Astute Observation by tazman
2011-09-06 08:19 AM

“Homestead, Fla., a city of mostly single-family, middle-class homes about 30 miles from Miami.”

That statement is a laugher…Homestead, FL is a ghetto of mostly Haitian immigrants…and also (when I lived in S. Florida) had one of the highest HIV infection rates per capita in the US.  Certainly not the middle class bedroom community that they paint it to be.

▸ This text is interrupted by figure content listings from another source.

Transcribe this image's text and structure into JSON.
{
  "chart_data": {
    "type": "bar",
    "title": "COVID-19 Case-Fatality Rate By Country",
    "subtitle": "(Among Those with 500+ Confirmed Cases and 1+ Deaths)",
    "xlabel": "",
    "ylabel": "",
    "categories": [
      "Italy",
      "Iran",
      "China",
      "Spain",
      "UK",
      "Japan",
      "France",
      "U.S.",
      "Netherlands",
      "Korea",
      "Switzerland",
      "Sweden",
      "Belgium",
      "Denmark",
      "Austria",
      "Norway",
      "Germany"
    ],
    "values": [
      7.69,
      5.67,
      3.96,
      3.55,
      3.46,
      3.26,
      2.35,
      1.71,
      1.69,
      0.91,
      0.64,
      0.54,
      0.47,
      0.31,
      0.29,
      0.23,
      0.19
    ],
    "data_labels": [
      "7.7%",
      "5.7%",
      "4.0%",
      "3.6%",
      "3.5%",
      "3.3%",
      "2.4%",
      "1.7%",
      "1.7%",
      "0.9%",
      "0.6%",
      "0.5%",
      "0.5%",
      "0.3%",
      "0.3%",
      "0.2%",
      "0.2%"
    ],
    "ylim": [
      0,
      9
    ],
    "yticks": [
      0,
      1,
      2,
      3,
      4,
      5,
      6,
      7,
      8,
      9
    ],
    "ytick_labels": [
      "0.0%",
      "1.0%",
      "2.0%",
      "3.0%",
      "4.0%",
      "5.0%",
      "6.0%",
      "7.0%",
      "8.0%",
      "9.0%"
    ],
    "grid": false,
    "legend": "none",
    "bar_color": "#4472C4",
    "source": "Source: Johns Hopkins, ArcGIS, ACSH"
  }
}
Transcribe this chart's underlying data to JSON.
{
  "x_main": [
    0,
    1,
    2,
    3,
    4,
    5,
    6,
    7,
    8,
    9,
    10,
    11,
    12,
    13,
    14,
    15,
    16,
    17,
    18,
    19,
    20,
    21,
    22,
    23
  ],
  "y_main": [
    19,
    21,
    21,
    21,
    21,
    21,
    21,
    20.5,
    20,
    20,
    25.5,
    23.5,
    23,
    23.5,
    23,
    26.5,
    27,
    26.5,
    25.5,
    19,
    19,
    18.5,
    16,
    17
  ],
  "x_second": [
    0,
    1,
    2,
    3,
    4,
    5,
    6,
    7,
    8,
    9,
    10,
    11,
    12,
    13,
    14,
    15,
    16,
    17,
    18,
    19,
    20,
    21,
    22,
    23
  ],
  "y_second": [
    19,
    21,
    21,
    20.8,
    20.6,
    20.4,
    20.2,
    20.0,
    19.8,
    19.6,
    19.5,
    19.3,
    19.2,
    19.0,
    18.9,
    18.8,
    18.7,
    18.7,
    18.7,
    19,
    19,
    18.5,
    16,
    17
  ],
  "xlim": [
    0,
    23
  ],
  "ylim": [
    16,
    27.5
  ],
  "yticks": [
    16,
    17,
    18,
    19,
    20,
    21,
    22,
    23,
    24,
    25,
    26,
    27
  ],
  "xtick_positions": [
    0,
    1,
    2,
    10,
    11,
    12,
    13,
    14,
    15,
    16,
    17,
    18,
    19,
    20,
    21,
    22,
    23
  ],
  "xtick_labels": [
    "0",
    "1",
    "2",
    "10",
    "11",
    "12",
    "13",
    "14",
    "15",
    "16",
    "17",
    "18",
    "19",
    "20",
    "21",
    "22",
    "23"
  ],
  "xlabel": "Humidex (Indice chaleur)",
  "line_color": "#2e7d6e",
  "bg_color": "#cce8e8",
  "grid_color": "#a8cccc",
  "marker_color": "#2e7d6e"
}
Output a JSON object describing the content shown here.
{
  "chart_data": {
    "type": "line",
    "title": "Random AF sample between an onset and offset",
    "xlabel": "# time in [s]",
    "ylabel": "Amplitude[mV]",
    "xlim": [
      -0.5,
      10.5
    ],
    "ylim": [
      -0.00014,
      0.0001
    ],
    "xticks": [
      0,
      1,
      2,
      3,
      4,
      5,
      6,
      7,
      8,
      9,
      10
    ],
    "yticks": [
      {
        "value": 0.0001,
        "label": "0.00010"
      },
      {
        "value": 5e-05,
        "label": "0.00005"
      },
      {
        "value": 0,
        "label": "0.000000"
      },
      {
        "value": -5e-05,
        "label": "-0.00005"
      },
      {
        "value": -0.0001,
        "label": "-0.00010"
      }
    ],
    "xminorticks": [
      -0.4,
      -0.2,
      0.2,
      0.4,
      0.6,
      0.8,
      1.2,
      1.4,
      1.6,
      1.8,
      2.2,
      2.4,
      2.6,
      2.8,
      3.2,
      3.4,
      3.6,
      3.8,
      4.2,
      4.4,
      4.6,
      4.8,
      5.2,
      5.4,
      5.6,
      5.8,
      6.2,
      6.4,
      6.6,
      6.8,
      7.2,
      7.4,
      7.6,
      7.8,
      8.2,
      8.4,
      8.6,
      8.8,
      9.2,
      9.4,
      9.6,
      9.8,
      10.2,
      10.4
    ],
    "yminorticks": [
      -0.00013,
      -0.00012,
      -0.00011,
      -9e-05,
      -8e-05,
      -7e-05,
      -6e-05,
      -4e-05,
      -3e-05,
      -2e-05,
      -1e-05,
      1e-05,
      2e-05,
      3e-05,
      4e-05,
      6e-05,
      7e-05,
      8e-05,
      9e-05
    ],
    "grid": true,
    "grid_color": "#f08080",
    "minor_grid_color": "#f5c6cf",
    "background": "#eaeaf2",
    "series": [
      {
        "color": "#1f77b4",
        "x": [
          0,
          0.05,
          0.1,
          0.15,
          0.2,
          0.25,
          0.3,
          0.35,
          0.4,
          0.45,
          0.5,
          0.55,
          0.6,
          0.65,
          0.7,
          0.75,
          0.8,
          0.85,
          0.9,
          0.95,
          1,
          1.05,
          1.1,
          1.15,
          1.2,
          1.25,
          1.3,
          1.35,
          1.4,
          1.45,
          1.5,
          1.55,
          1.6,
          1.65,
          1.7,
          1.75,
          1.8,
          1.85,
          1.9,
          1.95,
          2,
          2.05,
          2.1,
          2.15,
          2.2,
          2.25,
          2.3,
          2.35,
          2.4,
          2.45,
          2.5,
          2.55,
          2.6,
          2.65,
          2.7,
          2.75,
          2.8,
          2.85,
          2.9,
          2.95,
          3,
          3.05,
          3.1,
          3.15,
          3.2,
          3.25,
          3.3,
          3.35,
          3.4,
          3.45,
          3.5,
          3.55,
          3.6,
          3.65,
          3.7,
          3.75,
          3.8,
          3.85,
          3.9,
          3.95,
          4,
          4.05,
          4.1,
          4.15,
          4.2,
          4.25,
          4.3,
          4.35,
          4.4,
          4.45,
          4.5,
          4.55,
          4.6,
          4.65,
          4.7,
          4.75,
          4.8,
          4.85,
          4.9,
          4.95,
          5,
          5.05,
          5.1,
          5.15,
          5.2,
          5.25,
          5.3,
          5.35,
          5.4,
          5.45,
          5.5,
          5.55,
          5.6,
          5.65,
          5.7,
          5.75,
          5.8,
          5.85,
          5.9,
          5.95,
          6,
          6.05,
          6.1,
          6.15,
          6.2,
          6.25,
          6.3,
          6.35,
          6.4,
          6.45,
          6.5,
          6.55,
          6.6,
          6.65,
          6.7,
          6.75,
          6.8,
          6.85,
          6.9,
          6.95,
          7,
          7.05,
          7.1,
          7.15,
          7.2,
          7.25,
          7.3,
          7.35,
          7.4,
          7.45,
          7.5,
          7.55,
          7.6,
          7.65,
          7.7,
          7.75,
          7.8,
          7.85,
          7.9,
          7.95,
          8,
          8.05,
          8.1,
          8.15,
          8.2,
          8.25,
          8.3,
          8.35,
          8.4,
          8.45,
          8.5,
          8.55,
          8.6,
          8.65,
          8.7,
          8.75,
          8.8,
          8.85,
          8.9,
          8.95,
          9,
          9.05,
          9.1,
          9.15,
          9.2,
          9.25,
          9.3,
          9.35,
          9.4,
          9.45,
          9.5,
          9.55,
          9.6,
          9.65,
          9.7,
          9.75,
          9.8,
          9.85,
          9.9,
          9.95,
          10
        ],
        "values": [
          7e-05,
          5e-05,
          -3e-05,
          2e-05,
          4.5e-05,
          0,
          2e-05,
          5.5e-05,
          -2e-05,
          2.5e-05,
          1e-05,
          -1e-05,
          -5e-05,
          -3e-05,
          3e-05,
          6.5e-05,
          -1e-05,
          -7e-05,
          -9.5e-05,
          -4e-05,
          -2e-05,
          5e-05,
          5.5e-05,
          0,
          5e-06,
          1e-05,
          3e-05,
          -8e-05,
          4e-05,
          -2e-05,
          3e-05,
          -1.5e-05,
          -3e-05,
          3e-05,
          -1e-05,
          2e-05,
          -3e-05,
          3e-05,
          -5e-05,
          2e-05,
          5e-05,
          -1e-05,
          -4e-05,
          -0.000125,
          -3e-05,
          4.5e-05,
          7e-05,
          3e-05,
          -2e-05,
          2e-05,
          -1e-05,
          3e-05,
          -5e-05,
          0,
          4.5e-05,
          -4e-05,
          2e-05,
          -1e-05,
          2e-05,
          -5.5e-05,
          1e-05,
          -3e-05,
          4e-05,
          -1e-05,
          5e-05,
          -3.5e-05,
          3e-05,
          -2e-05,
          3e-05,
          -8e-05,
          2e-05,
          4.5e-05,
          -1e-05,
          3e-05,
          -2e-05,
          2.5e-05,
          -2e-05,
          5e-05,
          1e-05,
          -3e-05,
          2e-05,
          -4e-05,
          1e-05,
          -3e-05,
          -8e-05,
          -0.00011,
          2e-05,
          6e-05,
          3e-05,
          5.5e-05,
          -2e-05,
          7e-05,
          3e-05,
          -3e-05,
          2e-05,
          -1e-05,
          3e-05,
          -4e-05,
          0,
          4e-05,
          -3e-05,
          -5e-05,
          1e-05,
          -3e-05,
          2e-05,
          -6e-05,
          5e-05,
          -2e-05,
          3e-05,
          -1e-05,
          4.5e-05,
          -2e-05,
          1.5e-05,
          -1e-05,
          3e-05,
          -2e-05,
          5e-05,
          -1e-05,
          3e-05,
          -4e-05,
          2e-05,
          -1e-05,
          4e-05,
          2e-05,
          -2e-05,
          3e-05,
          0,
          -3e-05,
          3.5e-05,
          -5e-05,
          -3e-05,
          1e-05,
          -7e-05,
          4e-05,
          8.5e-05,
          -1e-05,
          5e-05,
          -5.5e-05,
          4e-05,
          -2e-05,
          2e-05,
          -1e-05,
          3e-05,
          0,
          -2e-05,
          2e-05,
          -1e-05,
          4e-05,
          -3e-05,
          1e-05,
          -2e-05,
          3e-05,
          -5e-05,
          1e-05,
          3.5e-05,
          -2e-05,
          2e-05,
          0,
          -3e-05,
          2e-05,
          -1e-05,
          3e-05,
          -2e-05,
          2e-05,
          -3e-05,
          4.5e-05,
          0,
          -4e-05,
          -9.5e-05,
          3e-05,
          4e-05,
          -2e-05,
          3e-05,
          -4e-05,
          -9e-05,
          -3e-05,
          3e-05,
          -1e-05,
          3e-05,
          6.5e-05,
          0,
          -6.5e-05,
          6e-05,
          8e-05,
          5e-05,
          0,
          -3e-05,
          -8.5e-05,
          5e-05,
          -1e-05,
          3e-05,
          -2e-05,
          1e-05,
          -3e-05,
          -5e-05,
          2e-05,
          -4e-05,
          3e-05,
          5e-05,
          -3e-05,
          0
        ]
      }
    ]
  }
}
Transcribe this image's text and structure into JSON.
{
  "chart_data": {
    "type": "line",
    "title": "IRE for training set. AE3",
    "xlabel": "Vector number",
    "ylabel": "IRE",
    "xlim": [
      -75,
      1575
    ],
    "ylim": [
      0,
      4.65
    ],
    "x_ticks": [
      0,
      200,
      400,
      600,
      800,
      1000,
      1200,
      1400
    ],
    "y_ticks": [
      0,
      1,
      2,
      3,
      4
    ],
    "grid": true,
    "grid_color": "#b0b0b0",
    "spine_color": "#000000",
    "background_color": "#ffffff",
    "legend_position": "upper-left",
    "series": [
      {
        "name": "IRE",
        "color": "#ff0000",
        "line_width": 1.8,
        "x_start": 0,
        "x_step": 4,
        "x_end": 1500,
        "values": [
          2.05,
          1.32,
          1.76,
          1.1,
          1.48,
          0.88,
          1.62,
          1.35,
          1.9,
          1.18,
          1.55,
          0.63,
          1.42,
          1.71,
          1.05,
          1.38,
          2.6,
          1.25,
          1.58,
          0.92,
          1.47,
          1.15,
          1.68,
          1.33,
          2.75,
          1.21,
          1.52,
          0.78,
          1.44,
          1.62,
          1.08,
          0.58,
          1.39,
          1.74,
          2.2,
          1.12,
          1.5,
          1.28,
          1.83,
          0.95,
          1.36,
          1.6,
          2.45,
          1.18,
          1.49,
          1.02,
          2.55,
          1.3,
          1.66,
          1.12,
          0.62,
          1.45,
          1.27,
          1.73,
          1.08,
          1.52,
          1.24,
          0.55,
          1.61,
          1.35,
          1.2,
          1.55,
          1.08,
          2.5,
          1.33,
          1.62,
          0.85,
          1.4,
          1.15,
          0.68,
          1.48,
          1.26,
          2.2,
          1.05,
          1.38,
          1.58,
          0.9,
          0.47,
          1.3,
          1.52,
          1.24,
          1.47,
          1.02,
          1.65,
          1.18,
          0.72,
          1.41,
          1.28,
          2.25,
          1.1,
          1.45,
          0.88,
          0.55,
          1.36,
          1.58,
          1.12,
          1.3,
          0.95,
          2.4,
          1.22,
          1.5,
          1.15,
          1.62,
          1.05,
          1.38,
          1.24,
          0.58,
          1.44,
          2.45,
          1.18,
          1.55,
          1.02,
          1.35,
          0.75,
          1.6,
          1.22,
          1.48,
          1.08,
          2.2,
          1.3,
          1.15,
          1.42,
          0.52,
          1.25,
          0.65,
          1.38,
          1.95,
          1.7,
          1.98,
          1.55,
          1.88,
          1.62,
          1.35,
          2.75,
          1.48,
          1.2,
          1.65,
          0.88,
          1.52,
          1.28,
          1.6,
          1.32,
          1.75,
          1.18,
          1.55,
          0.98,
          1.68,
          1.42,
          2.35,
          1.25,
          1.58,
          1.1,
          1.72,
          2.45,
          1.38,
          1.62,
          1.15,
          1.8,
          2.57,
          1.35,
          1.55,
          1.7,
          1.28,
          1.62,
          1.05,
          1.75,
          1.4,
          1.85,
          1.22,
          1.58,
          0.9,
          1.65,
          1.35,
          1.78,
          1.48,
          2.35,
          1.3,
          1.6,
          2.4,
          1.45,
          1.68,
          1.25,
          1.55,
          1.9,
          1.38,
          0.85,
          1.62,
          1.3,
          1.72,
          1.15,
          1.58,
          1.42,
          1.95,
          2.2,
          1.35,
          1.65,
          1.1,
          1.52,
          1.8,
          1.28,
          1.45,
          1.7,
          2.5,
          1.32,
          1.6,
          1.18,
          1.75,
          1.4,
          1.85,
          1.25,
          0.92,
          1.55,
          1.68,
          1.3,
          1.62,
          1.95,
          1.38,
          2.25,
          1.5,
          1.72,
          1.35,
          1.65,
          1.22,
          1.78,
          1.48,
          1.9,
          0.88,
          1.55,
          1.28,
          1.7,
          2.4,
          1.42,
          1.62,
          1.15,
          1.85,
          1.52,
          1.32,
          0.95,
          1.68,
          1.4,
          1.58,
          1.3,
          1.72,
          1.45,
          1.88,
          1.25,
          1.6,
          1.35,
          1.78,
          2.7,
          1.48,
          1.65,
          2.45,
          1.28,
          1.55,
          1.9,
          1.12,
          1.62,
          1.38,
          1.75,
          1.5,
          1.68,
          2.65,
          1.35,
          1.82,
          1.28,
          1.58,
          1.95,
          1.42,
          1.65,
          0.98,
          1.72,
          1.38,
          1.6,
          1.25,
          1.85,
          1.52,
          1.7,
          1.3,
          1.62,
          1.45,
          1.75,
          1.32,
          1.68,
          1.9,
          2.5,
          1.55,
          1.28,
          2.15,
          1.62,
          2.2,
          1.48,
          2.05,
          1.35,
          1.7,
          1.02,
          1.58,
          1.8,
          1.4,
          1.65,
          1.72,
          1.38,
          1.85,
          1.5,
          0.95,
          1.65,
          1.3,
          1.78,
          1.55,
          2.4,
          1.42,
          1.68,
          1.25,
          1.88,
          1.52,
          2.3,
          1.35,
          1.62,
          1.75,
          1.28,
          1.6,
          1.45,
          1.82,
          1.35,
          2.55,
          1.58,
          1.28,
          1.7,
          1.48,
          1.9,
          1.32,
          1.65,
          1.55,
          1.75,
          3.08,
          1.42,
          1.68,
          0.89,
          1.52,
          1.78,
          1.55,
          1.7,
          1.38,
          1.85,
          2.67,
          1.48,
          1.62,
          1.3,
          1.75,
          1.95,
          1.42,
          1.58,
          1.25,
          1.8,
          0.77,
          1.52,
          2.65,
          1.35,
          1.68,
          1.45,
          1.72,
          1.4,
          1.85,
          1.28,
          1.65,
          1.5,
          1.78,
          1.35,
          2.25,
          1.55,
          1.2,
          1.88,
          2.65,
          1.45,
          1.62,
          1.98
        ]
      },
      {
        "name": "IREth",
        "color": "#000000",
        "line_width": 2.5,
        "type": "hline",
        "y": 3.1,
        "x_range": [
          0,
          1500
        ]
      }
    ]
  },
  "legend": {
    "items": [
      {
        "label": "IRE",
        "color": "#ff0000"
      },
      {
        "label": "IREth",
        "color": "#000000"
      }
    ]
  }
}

Astute Observation by piglet
2011-09-06 10:33 AM

My neighbors haven’t made a payment since December 2008. 

In 2009, they filed BK (chapter 13, then 11). 
In 2010, they got a divorce and their BK case was dismissed.
In 2011, they refiled BK (chapter 7).  BofA finally asked for relief from stay in June, but has postponed the foreclosure sale 3 times already.

One more thing, they are both RE agents.  They know how to play the game baby!

Astute Observation by Deb
2011-09-16 11:27 AM

I have noticed more interest this year for wallpaper and wallpaper hangers. It has been very slow since 2008. For those not losing their home, it seems they are cocooning again or starting to.